22. Mai 2024 um 17:00

Diskussionsbedarf Ja, Uni-Boykott Nein

Bezüglich beidseitigem Diskussionsbedarf hat Valerie Wendenburg absolut recht. Auch innerhalb von Israel wünschen sich sehr viele Menschen ein Ende des Krieges, eine echte Zweistaatenlösung und eine andere Regierung - gerade auch Personen im akademischen Umfeld. Ein pauschaler Boykott der Zusammenarbeit zwischen Universitäten wird am Krieg leider kaum etwas ändern.

Hanspeter Handschin
17. Mai 2024 um 14:37

Leider nicht komplett zu verstehen

Keine Investitionen und Geld an Israel. Diese Forderung ist nicht zu viel verlangt! Der Zionismus ist der übel des Ganzen, und nicht die jüdische Bevölkerung. Leider kann man das eine mit dem anderen gut zusammennehmen und den Leuten glauben lassen, sie seien antisemitisch wenn sie sich gegen den Genozid einsetzten. Bitte lasst diesen Kommentar auch durchkommen!!!

Kleimann Toni
21. Mai 2024 um 08:19

Studium ohne Scheuklappen

Jetzt wäre der Moment, Lehr- und Diskussionsveranstaltungen zur Geschichte des Zionismus und dessen Folgen - für Student*innen und die Öffentlichkeit zu veranstalten. Dabei dürften die Themen der ethnischen Säuberung und die Rolle der Polit-Welt in der Gründungsphase Israels nicht fehlen.

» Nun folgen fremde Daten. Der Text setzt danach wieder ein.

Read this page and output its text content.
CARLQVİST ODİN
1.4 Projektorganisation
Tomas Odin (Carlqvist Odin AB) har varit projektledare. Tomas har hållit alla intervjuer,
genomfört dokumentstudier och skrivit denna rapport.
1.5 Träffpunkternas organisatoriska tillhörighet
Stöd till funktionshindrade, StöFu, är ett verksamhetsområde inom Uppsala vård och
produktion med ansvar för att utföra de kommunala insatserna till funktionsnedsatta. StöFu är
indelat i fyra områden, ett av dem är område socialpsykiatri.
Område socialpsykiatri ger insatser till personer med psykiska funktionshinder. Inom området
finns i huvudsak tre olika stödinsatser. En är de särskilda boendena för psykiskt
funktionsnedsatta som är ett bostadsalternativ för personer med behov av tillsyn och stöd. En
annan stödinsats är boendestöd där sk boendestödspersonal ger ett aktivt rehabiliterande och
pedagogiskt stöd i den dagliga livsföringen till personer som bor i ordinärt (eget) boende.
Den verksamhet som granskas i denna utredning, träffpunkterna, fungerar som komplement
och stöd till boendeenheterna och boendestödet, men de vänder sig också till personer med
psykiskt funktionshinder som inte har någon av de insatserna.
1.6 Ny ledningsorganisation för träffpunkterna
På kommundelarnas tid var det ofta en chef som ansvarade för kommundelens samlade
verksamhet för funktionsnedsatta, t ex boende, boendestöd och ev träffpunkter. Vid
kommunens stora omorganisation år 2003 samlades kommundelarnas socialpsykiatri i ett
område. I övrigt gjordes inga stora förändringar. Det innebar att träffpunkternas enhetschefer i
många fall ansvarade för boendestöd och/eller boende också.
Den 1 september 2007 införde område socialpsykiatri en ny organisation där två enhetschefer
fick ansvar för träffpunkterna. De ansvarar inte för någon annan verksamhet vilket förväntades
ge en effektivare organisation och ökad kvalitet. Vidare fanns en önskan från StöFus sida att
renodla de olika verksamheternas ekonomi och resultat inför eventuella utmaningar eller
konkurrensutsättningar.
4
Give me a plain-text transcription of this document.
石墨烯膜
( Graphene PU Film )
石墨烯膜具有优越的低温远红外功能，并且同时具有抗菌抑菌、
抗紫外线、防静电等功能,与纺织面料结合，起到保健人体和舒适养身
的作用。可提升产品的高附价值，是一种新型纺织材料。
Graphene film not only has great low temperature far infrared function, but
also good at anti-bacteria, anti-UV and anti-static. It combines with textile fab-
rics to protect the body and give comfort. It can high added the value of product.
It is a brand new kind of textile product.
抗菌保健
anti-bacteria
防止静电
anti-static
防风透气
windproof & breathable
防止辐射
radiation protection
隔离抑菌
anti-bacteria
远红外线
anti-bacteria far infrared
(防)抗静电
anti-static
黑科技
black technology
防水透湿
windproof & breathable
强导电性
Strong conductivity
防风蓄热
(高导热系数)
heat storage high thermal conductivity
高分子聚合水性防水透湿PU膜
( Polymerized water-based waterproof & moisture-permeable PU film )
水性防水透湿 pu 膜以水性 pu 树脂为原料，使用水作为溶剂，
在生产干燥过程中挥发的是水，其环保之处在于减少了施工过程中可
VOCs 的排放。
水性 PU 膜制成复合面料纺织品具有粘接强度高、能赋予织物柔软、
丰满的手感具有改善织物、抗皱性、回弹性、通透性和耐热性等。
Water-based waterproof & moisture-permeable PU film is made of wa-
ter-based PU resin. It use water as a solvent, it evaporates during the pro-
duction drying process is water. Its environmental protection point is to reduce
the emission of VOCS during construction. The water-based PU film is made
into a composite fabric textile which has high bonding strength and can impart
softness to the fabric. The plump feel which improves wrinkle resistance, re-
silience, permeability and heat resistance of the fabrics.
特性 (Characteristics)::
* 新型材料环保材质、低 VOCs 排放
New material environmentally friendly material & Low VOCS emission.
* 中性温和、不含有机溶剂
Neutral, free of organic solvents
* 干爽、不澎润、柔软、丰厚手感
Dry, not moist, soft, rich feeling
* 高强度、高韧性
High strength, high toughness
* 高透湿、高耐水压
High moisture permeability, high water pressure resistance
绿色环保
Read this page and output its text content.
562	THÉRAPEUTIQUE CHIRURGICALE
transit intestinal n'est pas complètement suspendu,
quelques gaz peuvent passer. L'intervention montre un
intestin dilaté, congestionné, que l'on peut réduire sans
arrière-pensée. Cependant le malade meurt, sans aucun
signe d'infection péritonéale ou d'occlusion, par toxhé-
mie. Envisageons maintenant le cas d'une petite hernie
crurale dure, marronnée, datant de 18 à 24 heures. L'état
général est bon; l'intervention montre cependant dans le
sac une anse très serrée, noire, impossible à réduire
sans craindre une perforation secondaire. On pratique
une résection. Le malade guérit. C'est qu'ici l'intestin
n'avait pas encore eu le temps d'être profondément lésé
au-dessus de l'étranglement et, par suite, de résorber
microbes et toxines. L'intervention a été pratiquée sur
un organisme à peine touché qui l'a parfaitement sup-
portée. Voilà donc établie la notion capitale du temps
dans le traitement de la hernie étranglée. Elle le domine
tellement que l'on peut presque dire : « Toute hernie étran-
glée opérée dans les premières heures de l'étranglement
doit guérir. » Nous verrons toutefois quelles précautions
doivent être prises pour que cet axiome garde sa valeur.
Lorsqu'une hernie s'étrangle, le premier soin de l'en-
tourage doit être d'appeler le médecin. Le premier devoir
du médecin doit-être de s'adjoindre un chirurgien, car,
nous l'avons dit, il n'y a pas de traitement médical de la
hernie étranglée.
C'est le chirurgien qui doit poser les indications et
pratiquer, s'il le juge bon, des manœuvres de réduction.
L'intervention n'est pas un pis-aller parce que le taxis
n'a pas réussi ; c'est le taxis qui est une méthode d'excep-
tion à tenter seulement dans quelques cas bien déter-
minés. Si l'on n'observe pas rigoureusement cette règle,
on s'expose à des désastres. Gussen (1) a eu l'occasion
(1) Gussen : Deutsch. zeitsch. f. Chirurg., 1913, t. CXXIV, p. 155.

Ein (selbst)kritischer Rückblick ist notwendig. Auch die Fragen nach Lösungsansätzen für die Zukunft sind elementar für diese Veranstaltungen.

Florian Suter
16. Mai 2024 um 15:44

Auf den Punkt gebracht

Diese Einschätzung durch Valerie Wendenburg bringt (wie üblich bei ihr) die Sache auf den Punkt: Es besteht dringender Diskussionsbedarf - beidseitig! Und seitens der Uni ist jetzt unbedingt die Rektorin gefordert.